Pursuant to Section 13 or 15(d) of the Securities Exchange Act of 1934
Date of Report (Date of earliest event reported): September 30, 2005
Waste Management, Inc.
(Exact Name of Registrant as Specified in Charter)
(State or Other Jurisdiction of Incorporation)
(Commission File Number)
(IRS Employer Identification No.)
1001 Fannin, Suite 4000 Houston, Texas
(Address of Principal Executive Offices)
(Zip Code)
Registrant’s Telephone number, including area code: (713) 512-6200
(Former Name or Former Address, if Changed Since Last Report)
Check the appropriate box below if the Form 8-K filing is intended to simultaneously satisfy the filing obligation of the registrant under any of the following provisions:
o   Written communications pursuant to Rule 425 under the Securities Act (17 CFR 230.425)
o   Soliciting material pursuant to Rule 14a-12 under the Exchange Act (17 CFR 240.14a-12)
o   Pre-commencement communications pursuant to Rule 14d-2(b) under the Exchange Act (17 CFR 240.14d-2(b))
o   Pre-commencement communications pursuant to Rule 13e-4(c) under the Exchange Act (17 CFR 240.13e-4(c))



Item 2.06 Material Impairments
As previously disclosed in its annual and quarterly reports under the Securities Exchange Act of 1934, as amended, Waste Management, Inc. (the “Company”) has been assessing its options with respect to the implementation of a revenue management system under development with an accumulated cost basis at June 30, 2005 of approximately $80 million, and additionally disclosed that certain reasonably possible implementation alternatives could result in a significant impairment of this asset.

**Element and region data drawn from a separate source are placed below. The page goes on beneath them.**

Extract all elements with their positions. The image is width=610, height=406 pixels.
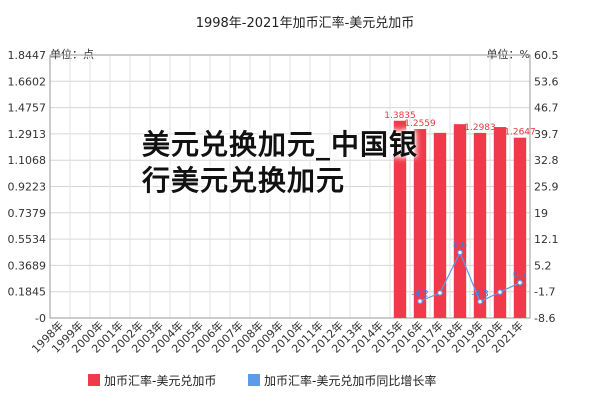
right-tick-label: 5.2 bbox=[534, 259, 552, 272]
right-tick-label: 12.1 bbox=[534, 233, 559, 246]
left-tick-label: 0.5534 bbox=[8, 233, 47, 246]
chart-title: 1998年-2021年加币汇率-美元兑加币 bbox=[196, 15, 415, 31]
line-point bbox=[437, 290, 443, 296]
left-tick-label: 0.3689 bbox=[8, 259, 47, 272]
legend-swatch-bar bbox=[88, 374, 100, 386]
bar-data-label: 1.2559 bbox=[404, 119, 436, 129]
right-axis-ticks: 60.5 53.6 46.7 39.7 32.8 25.9 19 12.1 5.2 -1.7 -8.… bbox=[534, 49, 559, 325]
line-data-label: -4.3 bbox=[471, 290, 489, 300]
right-tick-label: 25.9 bbox=[534, 181, 559, 194]
plot-frame bbox=[49, 54, 531, 319]
bar bbox=[453, 124, 467, 318]
line-point bbox=[457, 249, 463, 256]
right-tick-label: 46.7 bbox=[534, 102, 559, 115]
legend: 加币汇率-美元兑加币 加币汇率-美元兑加币同比增长率 bbox=[88, 373, 436, 388]
bar-data-label: 1.2647 bbox=[504, 128, 536, 138]
line-point bbox=[417, 298, 423, 305]
overlay-line-2: 行美元兑换加元 bbox=[142, 164, 346, 197]
line-data-label: 8.6 bbox=[453, 241, 468, 251]
overlay-line-1: 美元兑换加元_中国银 bbox=[142, 128, 419, 161]
legend-label-bar: 加币汇率-美元兑加币 bbox=[104, 373, 216, 388]
line-data-label: 0.7 bbox=[513, 271, 527, 281]
right-tick-label: 53.6 bbox=[534, 75, 559, 88]
grid-lines bbox=[49, 54, 531, 319]
bar bbox=[433, 132, 447, 318]
right-tick-label: 32.8 bbox=[534, 154, 559, 167]
legend-label-line: 加币汇率-美元兑加币同比增长率 bbox=[264, 373, 436, 388]
line-point bbox=[497, 289, 503, 295]
line-series: -4.2 8.6 -4.3 0.7 bbox=[411, 241, 527, 305]
right-tick-label: -8.6 bbox=[534, 312, 555, 325]
left-tick-label: 1.6602 bbox=[8, 75, 47, 88]
bar bbox=[493, 127, 507, 319]
right-tick-label: -1.7 bbox=[534, 286, 555, 299]
bar-data-label: 1.3835 bbox=[384, 111, 416, 121]
left-unit-label: 单位：点 bbox=[50, 47, 94, 61]
left-tick-label: -0 bbox=[35, 312, 46, 325]
right-tick-label: 39.7 bbox=[534, 128, 559, 141]
watermark-overlay-text: 美元兑换加元_中国银 行美元兑换加元 bbox=[142, 127, 462, 199]
bar bbox=[413, 129, 427, 318]
left-tick-label: 1.1068 bbox=[8, 154, 47, 167]
line-point bbox=[477, 298, 483, 305]
bar-data-label: 1.2983 bbox=[464, 123, 496, 133]
bar bbox=[513, 137, 527, 318]
left-axis-ticks: 1.8447 1.6602 1.4757 1.2913 1.1068 0.9223 0.73… bbox=[8, 49, 47, 325]
left-tick-label: 0.7379 bbox=[8, 207, 47, 220]
left-tick-label: 0.9223 bbox=[8, 181, 47, 194]
line-point bbox=[517, 279, 523, 286]
growth-line bbox=[419, 251, 521, 303]
legend-swatch-line bbox=[248, 374, 260, 386]
left-tick-label: 1.2913 bbox=[8, 128, 47, 141]
x-axis-ticks: 1998年1999年2000年2001年2002年2003年2004年2005年… bbox=[29, 318, 526, 355]
left-tick-label: 1.8447 bbox=[8, 49, 47, 62]
bar bbox=[393, 120, 407, 318]
left-tick-label: 0.1845 bbox=[8, 286, 47, 299]
line-data-label: -4.2 bbox=[411, 289, 429, 299]
bar bbox=[473, 132, 487, 318]
left-tick-label: 1.4757 bbox=[8, 102, 47, 115]
right-tick-label: 60.5 bbox=[534, 49, 559, 62]
right-tick-label: 19 bbox=[534, 207, 548, 220]
right-unit-label: 单位：% bbox=[487, 47, 530, 61]
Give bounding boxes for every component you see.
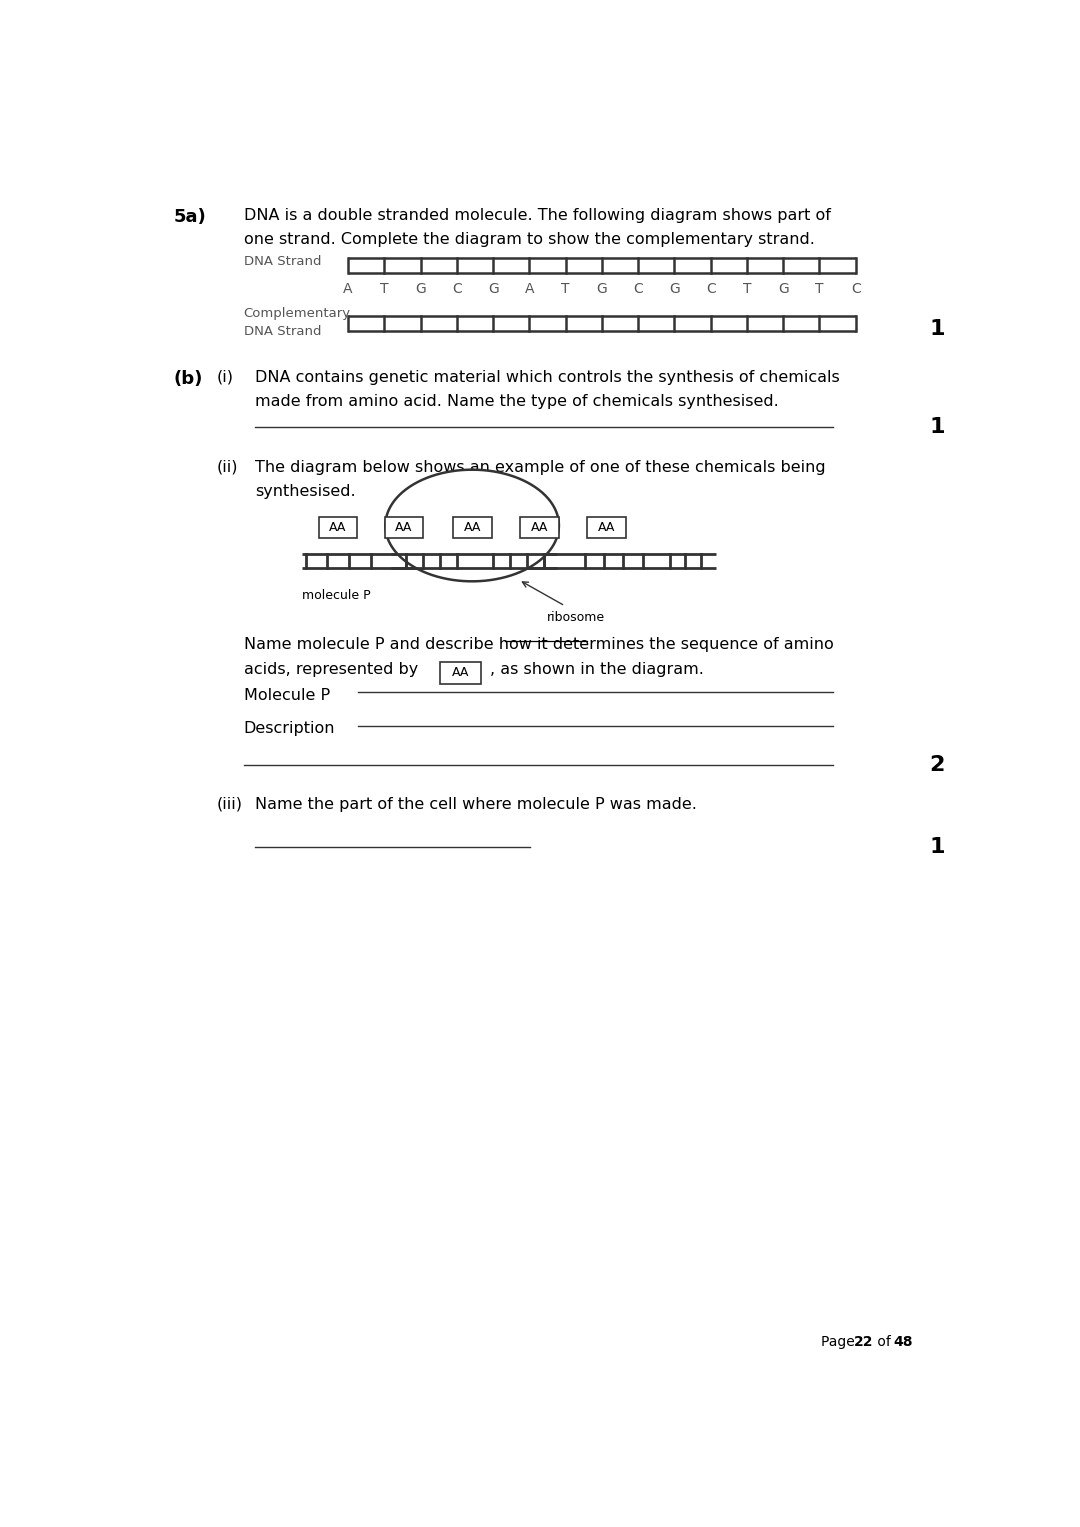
Text: Molecule P: Molecule P — [243, 687, 329, 702]
Text: AA: AA — [395, 521, 413, 534]
Text: made from amino acid. Name the type of chemicals synthesised.: made from amino acid. Name the type of c… — [255, 394, 779, 409]
Text: A: A — [343, 282, 353, 296]
Text: AA: AA — [463, 521, 481, 534]
Text: Page: Page — [821, 1335, 859, 1348]
Text: one strand. Complete the diagram to show the complementary strand.: one strand. Complete the diagram to show… — [243, 232, 814, 247]
Text: AA: AA — [451, 666, 469, 680]
Text: T: T — [815, 282, 824, 296]
FancyBboxPatch shape — [440, 663, 482, 684]
Text: Name the part of the cell where molecule P was made.: Name the part of the cell where molecule… — [255, 797, 697, 812]
FancyBboxPatch shape — [453, 516, 491, 538]
Text: 1: 1 — [930, 319, 945, 339]
Text: (ii): (ii) — [216, 460, 238, 475]
Text: molecule P: molecule P — [301, 589, 370, 602]
Text: DNA Strand: DNA Strand — [243, 325, 321, 339]
Text: C: C — [633, 282, 643, 296]
Text: Name molecule P and describe how it determines the sequence of amino: Name molecule P and describe how it dete… — [243, 637, 834, 652]
Text: DNA Strand: DNA Strand — [243, 255, 321, 269]
Text: 2: 2 — [930, 754, 945, 774]
Text: G: G — [416, 282, 426, 296]
Text: G: G — [596, 282, 607, 296]
Text: , as shown in the diagram.: , as shown in the diagram. — [490, 663, 704, 676]
FancyBboxPatch shape — [319, 516, 357, 538]
Text: G: G — [778, 282, 788, 296]
Text: 48: 48 — [893, 1335, 913, 1348]
Text: T: T — [380, 282, 389, 296]
FancyBboxPatch shape — [586, 516, 625, 538]
Text: C: C — [706, 282, 716, 296]
Text: Description: Description — [243, 721, 335, 736]
Text: AA: AA — [531, 521, 549, 534]
Text: (iii): (iii) — [216, 797, 242, 812]
Text: T: T — [743, 282, 752, 296]
Text: 22: 22 — [854, 1335, 874, 1348]
Text: Complementary: Complementary — [243, 307, 351, 319]
Text: 5a): 5a) — [174, 208, 206, 226]
Polygon shape — [386, 470, 559, 582]
Text: C: C — [453, 282, 462, 296]
Text: acids, represented by: acids, represented by — [243, 663, 418, 676]
Text: (b): (b) — [174, 370, 203, 388]
Text: C: C — [851, 282, 861, 296]
FancyBboxPatch shape — [521, 516, 559, 538]
FancyBboxPatch shape — [384, 516, 423, 538]
Text: DNA contains genetic material which controls the synthesis of chemicals: DNA contains genetic material which cont… — [255, 370, 840, 385]
Text: of: of — [873, 1335, 895, 1348]
Text: The diagram below shows an example of one of these chemicals being: The diagram below shows an example of on… — [255, 460, 826, 475]
Text: synthesised.: synthesised. — [255, 484, 355, 499]
Text: 1: 1 — [930, 837, 945, 857]
Text: A: A — [525, 282, 535, 296]
Text: G: G — [488, 282, 499, 296]
Text: AA: AA — [597, 521, 615, 534]
Text: T: T — [562, 282, 570, 296]
Text: G: G — [670, 282, 679, 296]
Text: (i): (i) — [216, 370, 233, 385]
Text: DNA is a double stranded molecule. The following diagram shows part of: DNA is a double stranded molecule. The f… — [243, 208, 831, 223]
Text: 1: 1 — [930, 417, 945, 437]
Text: ribosome: ribosome — [548, 611, 606, 623]
Text: AA: AA — [329, 521, 347, 534]
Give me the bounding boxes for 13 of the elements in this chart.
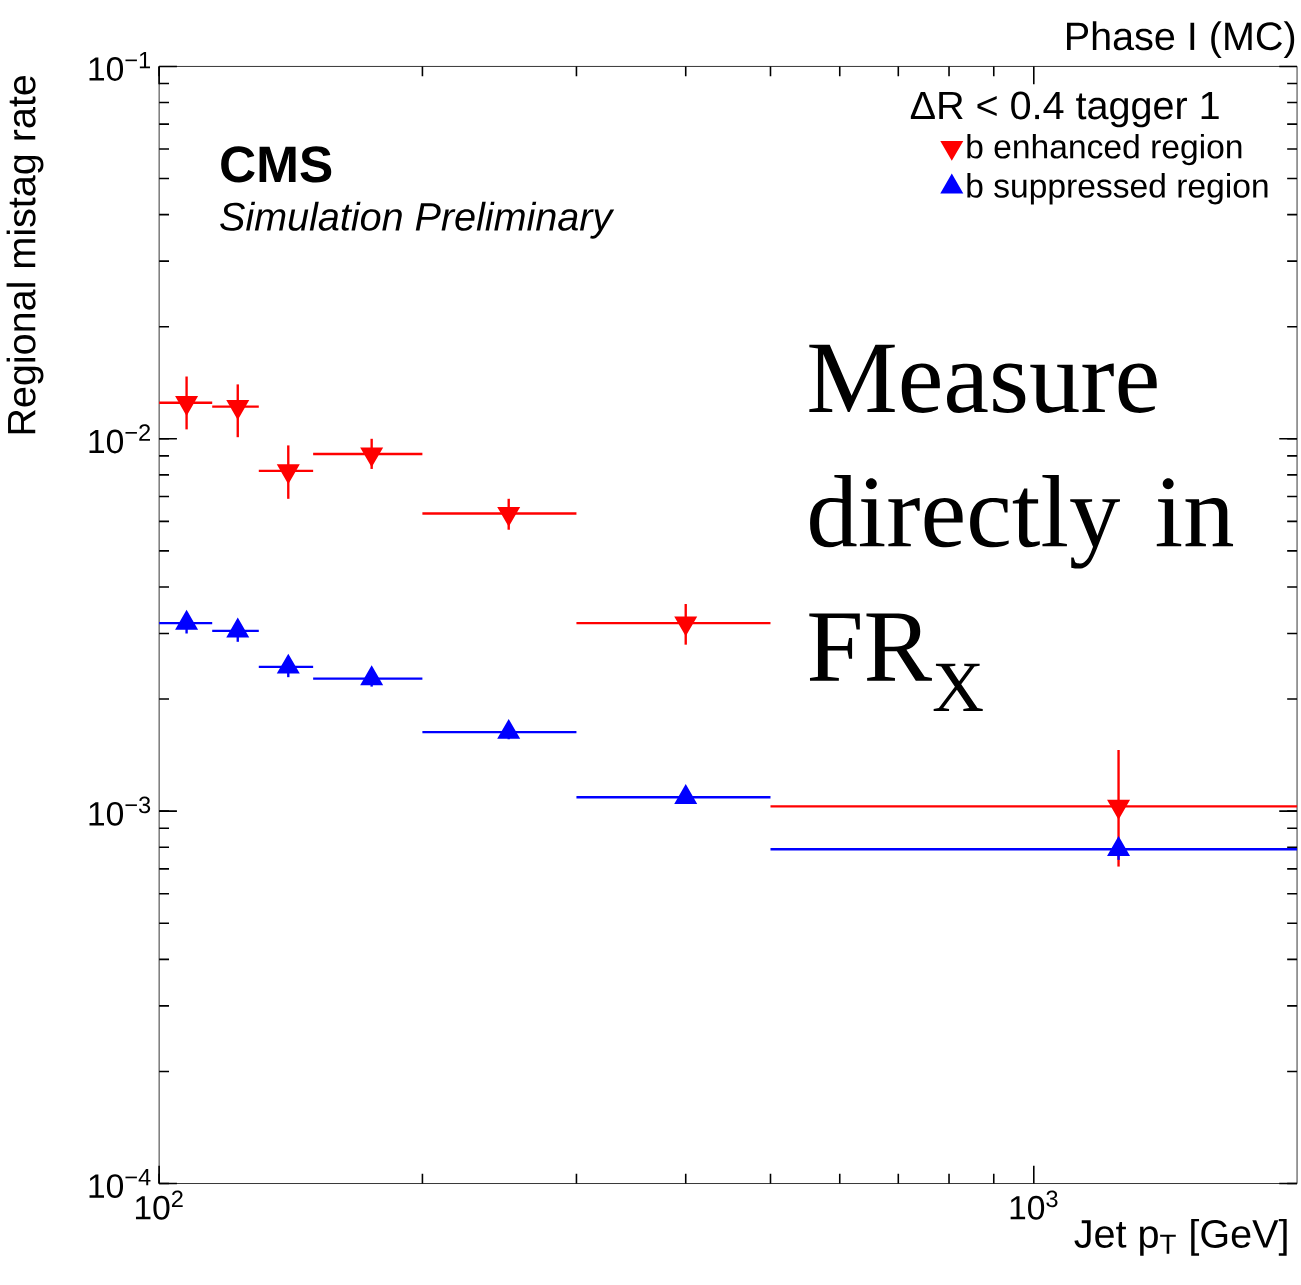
legend-label: b suppressed region [967,173,1268,205]
annotation: CMS [221,146,332,183]
x-axis-title: Jet p$_{T}$ [GeV] [1074,1219,1287,1256]
text: Phase I (MC) [1067,21,1295,59]
y-tick-label: 10$^{−3}$ [89,796,151,826]
y-tick-label: 10$^{−2}$ [89,424,150,454]
legend-label: b enhanced region [967,134,1242,166]
x-tick-label: 10$^{3}$ [1010,1190,1058,1220]
annotation: Simulation Preliminary [220,201,615,239]
legend-title: ΔR < 0.4 tagger 1 [910,91,1219,128]
y-axis-title: Regional mistag rate [6,76,44,434]
y-tick-label: 10$^{−1}$ [89,52,151,82]
annotation: Measure directly in FR$_{X}$ [809,344,1234,712]
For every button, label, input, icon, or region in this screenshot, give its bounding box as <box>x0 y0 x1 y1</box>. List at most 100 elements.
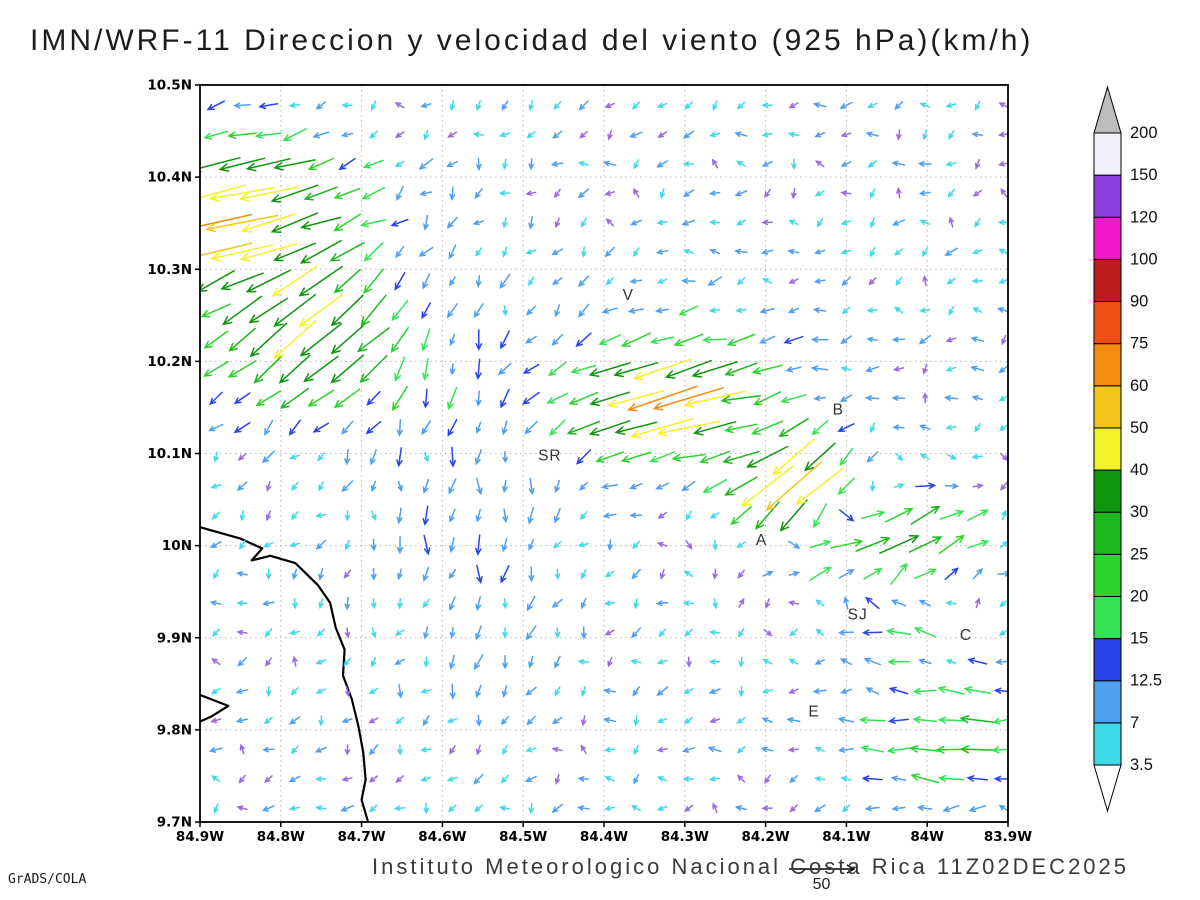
wind-arrow <box>910 773 940 784</box>
wind-arrow <box>362 159 384 169</box>
wind-arrow <box>423 129 429 141</box>
wind-arrow <box>626 385 698 412</box>
wind-arrow <box>999 599 1008 608</box>
wind-arrow <box>500 330 510 350</box>
wind-arrow <box>200 303 231 318</box>
wind-arrow <box>633 159 640 170</box>
wind-arrow <box>709 512 720 519</box>
wind-arrow <box>420 776 432 782</box>
wind-arrow <box>397 568 403 581</box>
wind-arrow <box>712 568 718 580</box>
wind-arrow <box>395 716 405 725</box>
wind-arrow <box>839 658 853 666</box>
wind-arrow <box>997 131 1008 138</box>
wind-arrow <box>971 395 983 401</box>
wind-arrow <box>712 539 718 551</box>
wind-arrow <box>914 568 938 579</box>
colorbar-segment <box>1093 174 1122 218</box>
wind-arrow <box>918 599 931 607</box>
wind-arrow <box>236 805 248 811</box>
wind-arrow <box>566 420 601 435</box>
wind-arrow <box>887 658 910 666</box>
wind-arrow <box>422 479 430 494</box>
wind-arrow <box>551 746 563 753</box>
wind-arrow <box>449 100 456 112</box>
wind-arrow <box>396 535 404 555</box>
wind-arrow <box>422 598 430 609</box>
wind-arrow <box>273 242 317 262</box>
wind-arrow <box>394 271 406 291</box>
wind-arrow <box>370 100 377 111</box>
wind-arrow <box>946 454 958 460</box>
wind-arrow <box>736 541 746 549</box>
wind-arrow <box>524 775 537 782</box>
wind-arrow <box>761 717 773 723</box>
wind-arrow <box>344 448 351 466</box>
wind-arrow <box>701 336 728 344</box>
wind-arrow <box>577 161 589 167</box>
wind-arrow <box>418 246 434 257</box>
wind-arrow <box>396 507 403 525</box>
footer-text: Instituto Meteorologico Nacional Costa R… <box>372 854 1130 879</box>
wind-arrow <box>655 482 670 490</box>
wind-arrow <box>809 566 832 582</box>
colorbar-segment <box>1093 680 1122 724</box>
wind-arrow <box>239 539 246 550</box>
wind-arrow <box>341 480 354 493</box>
wind-arrow <box>967 509 990 522</box>
wind-arrow <box>629 131 643 138</box>
wind-arrow <box>393 805 406 811</box>
wind-arrow <box>655 600 669 607</box>
wind-vectors <box>200 100 1008 815</box>
wind-arrow <box>449 745 456 755</box>
wind-arrow <box>917 658 932 665</box>
wind-arrow <box>762 659 773 665</box>
wind-arrow <box>810 365 829 372</box>
wind-arrow <box>837 746 855 753</box>
wind-arrow <box>633 715 640 727</box>
wind-arrow <box>500 388 510 409</box>
wind-arrow <box>945 336 957 343</box>
wind-arrow <box>210 541 222 549</box>
wind-arrow <box>659 568 666 580</box>
wind-arrow <box>330 325 364 355</box>
wind-arrow <box>840 161 852 167</box>
wind-arrow <box>707 746 722 753</box>
wind-arrow <box>449 363 456 376</box>
wind-arrow <box>605 217 614 227</box>
colorbar-label: 40 <box>1130 461 1148 479</box>
wind-arrow <box>673 333 704 347</box>
wind-arrow <box>475 714 482 727</box>
wind-arrow <box>502 627 508 639</box>
wind-arrow <box>273 293 317 327</box>
wind-arrow <box>604 102 615 108</box>
wind-arrow <box>501 537 508 553</box>
wind-arrow <box>423 802 430 815</box>
wind-arrow <box>787 131 800 138</box>
wind-arrow <box>601 307 618 314</box>
wind-arrow <box>475 477 483 496</box>
wind-arrow <box>449 508 456 523</box>
wind-arrow <box>974 100 981 111</box>
wind-arrow <box>291 511 299 521</box>
wind-arrow <box>970 365 985 372</box>
wind-arrow <box>237 657 248 667</box>
x-axis-label: 84.1W <box>822 829 870 845</box>
wind-arrow <box>473 303 484 319</box>
wind-arrow <box>656 686 669 697</box>
wind-arrow <box>526 131 536 139</box>
wind-arrow <box>879 535 920 554</box>
wind-arrow <box>922 363 928 375</box>
wind-arrow <box>837 716 855 723</box>
wind-arrow <box>736 277 746 286</box>
wind-arrow <box>893 306 904 314</box>
wind-arrow <box>632 358 692 381</box>
wind-arrow <box>446 717 458 724</box>
wind-arrow <box>708 658 721 665</box>
wind-arrow <box>578 100 589 111</box>
wind-arrow <box>396 419 403 437</box>
wind-arrow <box>813 395 827 402</box>
wind-arrow <box>691 361 738 378</box>
wind-arrow <box>299 239 342 264</box>
wind-arrow <box>525 305 537 316</box>
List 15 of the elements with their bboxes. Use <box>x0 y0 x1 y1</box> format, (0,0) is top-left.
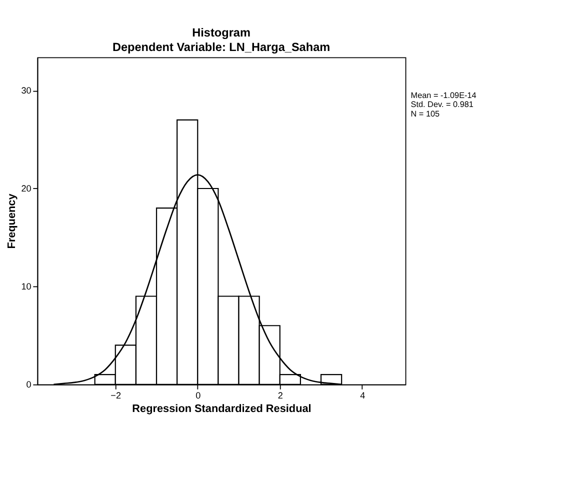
chart-title: Histogram <box>192 25 250 40</box>
y-axis-title: Frequency <box>6 194 18 249</box>
y-tick-label: 30 <box>21 86 32 96</box>
text: N = 105 <box>410 109 440 118</box>
y-tick-label: 20 <box>21 184 32 194</box>
y-tick-label: 0 <box>26 380 32 390</box>
x-tick-label: 4 <box>360 390 366 400</box>
x-tick-label: 2 <box>278 390 283 400</box>
chart-subtitle: Dependent Variable: LN_Harga_Saham <box>112 40 330 54</box>
x-axis-title: Regression Standardized Residual <box>132 403 312 416</box>
x-tick-label: 0 <box>196 390 201 400</box>
text: Std. Dev. = 0.981 <box>410 100 474 110</box>
text: Mean = -1.09E-14 <box>410 91 477 100</box>
y-tick-label: 10 <box>21 282 32 292</box>
x-tick-label: −2 <box>110 390 122 400</box>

On September 30, 2005, the Company, through a subsidiary, entered into agreements with a new software vendor pursuant to which such vendor licensed its applications software, including waste and recycling services revenue management functionality, to the Company and its subsidiaries, and agreed to provide related software implementation and maintenance services. The Company believes that these newly licensed applications, when fully implemented, will provide substantially better capabilities and functionality than its revenue management system under development. On that date, the Company concluded that a charge for impairment to its revenue management system under development should be recognized in the third quarter of 2005 in accordance with generally accepted accounting principles. The Company believes that the non-cash charge will be approximately $55 to $60 million.
The Company does not believe that this impairment will have a material adverse effect on the Company’s future results of operations.
Certain statements contained in this Form 8-K include statements that are “forward-looking statements.” There are risks that the Company faces that could cause actual results to be materially different from those that may be set forth in forward-looking statements made by the Company. There also may be additional risks that the Company does not presently know or that it currently believes are immaterial which could also impair its business and results of operations. You are cautioned not to place undue reliance on these forward-looking statements, which speak only as of their dates. The Company undertakes no obligation to publicly update or revise any forward-looking statements, whether as a result of new information, future events or otherwise. Additional information regarding factors that could materially affect results and the accuracy of the forward-looking statements contained herein may be found in Part I, Item 1 of the Company’s Annual Report on Form 10-K for the year ended December 31, 2004 and in the Company’s Quarterly Report on Form 10-Q for the quarter ended June 30, 2005.
     Pursuant to the requirements of the Securities Exchange Act of 1934, the registrant has caused this report to be signed on its behalf by the undersigned, hereunto duly authorized.